Title: Capital homes: how Cardiff's housing developed following the Victorian era
Timings:
Doors Open at 5.45pm
Welcome by Professor Juliet Davis at 6pm
Lecture by Professor Martin Daunton at 6.10pm
Q&A at 7pm
Event Closes at 7.30pm
Details: Britain now faces a serious housing crisis with too few homes being built at a high cost This lecture asks what lessons can be learned from the experience of Cardiff during its period of rapid growth when high-quality houses were built that most people could afford. The lecture explores the role of landowners such as the Bute estate, the nature of the building industry, and the financing of housing – and asks how things changed between the wars with the arrival of mass council housing. What then changed to cause our current crisis and what can be done to make housing once again more affordable and to deliver a better environment?”
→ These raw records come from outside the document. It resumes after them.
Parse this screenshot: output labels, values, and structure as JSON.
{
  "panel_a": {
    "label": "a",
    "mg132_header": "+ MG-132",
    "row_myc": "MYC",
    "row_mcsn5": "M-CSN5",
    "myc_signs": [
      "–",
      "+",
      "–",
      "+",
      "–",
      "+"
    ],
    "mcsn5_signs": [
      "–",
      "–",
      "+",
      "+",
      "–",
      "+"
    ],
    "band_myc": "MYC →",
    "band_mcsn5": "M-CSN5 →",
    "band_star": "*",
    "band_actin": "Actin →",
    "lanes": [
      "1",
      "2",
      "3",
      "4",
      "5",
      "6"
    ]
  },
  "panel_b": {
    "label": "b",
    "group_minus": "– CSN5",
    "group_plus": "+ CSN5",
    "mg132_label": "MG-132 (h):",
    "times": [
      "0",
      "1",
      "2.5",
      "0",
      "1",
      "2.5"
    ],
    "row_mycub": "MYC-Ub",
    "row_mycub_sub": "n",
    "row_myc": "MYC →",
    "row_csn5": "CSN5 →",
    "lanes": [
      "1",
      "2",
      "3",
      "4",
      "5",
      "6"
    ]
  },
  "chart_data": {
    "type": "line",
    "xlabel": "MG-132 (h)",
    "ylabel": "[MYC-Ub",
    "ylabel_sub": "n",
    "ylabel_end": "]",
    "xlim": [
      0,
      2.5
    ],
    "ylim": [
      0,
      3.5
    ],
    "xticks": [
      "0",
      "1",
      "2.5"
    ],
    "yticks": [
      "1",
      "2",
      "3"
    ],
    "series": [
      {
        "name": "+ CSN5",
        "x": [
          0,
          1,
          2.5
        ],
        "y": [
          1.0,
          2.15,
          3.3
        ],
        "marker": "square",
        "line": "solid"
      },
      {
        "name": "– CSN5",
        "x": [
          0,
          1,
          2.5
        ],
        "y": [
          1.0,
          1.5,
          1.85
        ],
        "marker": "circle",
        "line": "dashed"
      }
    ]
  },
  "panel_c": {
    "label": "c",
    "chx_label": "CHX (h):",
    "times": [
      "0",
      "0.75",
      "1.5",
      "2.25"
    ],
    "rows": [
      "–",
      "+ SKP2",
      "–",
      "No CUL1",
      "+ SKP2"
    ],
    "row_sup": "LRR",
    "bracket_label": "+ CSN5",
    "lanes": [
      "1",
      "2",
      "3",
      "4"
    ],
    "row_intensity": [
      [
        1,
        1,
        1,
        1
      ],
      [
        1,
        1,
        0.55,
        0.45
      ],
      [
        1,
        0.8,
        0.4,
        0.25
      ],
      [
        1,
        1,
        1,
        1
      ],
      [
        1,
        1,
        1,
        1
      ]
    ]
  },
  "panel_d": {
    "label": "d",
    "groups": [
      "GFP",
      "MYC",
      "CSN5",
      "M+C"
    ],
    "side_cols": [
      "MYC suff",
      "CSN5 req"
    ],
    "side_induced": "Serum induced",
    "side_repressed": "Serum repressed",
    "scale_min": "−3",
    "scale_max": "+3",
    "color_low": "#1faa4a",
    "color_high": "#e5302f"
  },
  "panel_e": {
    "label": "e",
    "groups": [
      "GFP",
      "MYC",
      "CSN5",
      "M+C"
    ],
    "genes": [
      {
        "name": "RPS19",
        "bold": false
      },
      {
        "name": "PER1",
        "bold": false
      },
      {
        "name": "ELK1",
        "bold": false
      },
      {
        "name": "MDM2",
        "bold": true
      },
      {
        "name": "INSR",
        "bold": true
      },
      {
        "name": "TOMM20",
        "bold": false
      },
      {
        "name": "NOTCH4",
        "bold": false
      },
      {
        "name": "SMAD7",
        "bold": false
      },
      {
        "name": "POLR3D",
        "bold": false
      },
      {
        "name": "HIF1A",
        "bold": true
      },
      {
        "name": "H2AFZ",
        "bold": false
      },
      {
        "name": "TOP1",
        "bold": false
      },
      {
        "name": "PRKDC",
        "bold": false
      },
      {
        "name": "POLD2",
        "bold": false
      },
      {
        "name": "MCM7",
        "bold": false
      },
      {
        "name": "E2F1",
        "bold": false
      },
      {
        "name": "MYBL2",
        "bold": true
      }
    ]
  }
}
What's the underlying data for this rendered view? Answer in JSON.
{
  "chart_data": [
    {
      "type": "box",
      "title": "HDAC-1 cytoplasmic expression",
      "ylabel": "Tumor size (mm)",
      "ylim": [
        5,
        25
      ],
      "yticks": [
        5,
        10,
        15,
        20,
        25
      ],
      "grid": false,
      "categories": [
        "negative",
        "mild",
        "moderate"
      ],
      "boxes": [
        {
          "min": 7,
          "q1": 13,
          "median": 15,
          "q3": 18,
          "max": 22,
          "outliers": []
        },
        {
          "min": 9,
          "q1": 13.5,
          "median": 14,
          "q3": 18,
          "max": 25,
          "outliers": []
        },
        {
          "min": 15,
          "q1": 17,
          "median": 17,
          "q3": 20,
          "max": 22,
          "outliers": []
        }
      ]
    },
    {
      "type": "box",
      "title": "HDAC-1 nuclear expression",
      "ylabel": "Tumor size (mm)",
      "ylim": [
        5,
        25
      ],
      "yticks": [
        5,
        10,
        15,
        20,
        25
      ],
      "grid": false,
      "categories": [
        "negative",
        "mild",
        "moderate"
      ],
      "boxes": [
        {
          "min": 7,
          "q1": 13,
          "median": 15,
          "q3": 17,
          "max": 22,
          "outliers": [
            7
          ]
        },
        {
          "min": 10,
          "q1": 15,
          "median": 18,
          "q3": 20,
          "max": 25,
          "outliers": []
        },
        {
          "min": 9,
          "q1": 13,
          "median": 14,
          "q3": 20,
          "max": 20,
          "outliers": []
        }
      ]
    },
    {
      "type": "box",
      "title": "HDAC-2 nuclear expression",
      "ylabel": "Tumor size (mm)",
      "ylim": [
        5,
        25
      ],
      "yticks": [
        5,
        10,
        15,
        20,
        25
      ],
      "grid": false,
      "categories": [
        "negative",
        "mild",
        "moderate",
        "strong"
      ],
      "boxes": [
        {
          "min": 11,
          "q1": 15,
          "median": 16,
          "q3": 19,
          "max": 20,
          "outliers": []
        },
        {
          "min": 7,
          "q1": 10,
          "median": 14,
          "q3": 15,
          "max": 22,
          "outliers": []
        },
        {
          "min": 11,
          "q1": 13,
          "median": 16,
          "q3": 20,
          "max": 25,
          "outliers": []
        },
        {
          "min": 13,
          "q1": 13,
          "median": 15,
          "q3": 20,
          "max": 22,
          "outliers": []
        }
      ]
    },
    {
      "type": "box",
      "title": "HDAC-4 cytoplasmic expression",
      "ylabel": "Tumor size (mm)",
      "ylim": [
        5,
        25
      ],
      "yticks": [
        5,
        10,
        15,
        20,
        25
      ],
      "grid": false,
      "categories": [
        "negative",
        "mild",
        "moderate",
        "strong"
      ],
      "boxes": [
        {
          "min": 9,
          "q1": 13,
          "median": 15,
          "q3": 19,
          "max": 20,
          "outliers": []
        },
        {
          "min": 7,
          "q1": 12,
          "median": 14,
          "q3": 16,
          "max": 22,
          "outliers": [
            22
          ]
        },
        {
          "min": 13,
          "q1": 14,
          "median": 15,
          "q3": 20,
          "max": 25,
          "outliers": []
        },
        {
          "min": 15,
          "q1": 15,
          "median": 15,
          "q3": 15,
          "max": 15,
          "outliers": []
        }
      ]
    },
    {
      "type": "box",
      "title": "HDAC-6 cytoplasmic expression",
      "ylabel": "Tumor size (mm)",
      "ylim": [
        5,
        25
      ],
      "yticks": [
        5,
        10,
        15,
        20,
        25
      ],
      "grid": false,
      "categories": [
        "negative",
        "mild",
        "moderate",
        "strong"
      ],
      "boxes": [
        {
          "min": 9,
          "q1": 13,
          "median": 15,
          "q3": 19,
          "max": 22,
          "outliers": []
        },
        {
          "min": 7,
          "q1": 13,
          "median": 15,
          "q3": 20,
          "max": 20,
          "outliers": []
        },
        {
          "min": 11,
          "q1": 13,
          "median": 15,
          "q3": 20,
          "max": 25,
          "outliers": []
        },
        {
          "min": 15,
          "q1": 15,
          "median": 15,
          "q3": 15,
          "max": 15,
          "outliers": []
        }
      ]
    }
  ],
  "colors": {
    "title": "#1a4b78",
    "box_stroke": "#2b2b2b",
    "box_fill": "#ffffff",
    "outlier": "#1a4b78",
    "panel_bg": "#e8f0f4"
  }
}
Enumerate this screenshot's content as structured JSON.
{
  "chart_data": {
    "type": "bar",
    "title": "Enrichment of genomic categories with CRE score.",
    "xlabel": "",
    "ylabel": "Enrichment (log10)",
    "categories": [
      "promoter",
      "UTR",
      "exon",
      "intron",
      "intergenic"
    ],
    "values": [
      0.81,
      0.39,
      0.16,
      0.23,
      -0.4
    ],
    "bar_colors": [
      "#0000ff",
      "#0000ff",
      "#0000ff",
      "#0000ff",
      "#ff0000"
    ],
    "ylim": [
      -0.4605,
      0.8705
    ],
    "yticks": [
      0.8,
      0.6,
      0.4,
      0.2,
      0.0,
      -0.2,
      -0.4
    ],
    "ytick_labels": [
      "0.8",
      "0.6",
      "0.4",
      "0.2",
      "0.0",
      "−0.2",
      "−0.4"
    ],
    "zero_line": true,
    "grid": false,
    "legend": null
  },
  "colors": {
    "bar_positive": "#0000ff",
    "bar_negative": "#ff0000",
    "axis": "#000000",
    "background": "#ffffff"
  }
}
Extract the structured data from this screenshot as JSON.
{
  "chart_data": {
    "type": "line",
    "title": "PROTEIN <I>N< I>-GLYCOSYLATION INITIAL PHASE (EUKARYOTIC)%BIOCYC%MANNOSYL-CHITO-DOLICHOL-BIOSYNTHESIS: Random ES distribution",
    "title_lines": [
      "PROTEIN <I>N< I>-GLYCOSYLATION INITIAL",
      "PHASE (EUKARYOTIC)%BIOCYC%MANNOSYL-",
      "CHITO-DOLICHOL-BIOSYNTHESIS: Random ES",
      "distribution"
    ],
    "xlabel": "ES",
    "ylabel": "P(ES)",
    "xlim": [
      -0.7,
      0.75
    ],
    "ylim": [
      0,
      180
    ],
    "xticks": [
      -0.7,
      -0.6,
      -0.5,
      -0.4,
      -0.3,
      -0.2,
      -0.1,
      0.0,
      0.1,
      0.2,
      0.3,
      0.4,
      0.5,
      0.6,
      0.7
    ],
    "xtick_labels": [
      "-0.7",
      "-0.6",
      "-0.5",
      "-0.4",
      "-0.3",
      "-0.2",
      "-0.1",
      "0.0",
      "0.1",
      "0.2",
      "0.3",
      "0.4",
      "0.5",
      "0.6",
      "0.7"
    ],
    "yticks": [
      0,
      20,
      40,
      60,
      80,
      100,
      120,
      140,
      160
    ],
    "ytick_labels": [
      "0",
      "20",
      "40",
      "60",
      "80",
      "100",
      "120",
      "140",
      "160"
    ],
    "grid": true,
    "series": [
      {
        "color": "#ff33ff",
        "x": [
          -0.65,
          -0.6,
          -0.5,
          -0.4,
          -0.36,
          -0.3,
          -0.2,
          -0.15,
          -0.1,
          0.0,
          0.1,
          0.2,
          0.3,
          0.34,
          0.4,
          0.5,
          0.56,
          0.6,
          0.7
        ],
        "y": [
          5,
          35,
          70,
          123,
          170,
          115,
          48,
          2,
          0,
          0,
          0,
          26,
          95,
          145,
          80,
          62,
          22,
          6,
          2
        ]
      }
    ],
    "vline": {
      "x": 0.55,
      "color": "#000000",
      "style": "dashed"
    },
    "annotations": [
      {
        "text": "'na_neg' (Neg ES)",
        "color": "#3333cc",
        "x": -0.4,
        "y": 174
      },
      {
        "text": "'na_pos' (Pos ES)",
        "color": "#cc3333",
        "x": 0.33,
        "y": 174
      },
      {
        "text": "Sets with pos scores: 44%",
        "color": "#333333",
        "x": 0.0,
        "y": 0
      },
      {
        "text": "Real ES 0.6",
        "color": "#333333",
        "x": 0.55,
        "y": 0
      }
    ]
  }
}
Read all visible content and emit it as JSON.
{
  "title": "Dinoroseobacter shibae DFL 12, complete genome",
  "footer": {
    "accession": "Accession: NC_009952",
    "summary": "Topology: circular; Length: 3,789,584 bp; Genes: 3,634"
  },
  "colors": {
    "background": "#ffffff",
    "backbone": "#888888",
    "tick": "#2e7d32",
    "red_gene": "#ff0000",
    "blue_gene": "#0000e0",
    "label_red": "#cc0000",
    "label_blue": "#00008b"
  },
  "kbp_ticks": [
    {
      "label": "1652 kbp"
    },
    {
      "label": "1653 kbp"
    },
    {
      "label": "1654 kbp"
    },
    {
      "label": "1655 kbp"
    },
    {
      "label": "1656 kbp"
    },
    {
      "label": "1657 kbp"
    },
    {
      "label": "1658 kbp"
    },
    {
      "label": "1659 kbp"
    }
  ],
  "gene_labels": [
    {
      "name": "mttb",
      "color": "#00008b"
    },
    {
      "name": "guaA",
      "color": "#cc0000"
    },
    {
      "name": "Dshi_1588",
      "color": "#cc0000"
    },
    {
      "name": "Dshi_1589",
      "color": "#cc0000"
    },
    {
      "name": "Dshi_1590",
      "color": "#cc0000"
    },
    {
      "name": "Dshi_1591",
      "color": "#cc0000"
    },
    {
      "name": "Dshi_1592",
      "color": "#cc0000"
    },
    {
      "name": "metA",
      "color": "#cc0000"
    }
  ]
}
Bio: Professor Martin Daunton is an author, historian and lecturer. His interests include the economic history of Britain since 1700, the shifting boundaries between the market and state, the politics of public finance, the relations between national and international economic policies, and debates over intergenerational equity. He has published and lectured widely on these areas and is particularly concerned to engage with policy makers and practitioners with an interest in the historical background to current issues. He has written extensively on the industrial development of South Wales and urban history, the comparative history of the South Wales and Great Northern Coalfields and housing policy in the nineteenth and twentieth centuries. He was editor of the modern volume of the Cambridge Urban History of Britain.
He was brought up in South Wales and attended Barry Grammar School for Boys. He read economic history at the University of Nottingham and then studied for his doctorate at the University of Kent under the supervision of Theo Barker, which he completed in 1974. Between then and 2014, he held academic positions at the University of Durham, University College London, and the University of Cambridge. At Cambridge, he was chair of the Faculty of History as well as twice holding the position of Chair of the School of the Humanities and Social Sciences and served as Master of Trinity Hall from 2004 to 2014. During this time, he was also President of the Royal Historical Society, a trustee of the National Maritime Museum, chair of the Fitzwilliam Museum syndicate, and chair of the Leverhulme Trust Academic Awards Committee. He has been Visiting Professor at Gresham College and is currently Emeritus Professor at the University of Cambridge.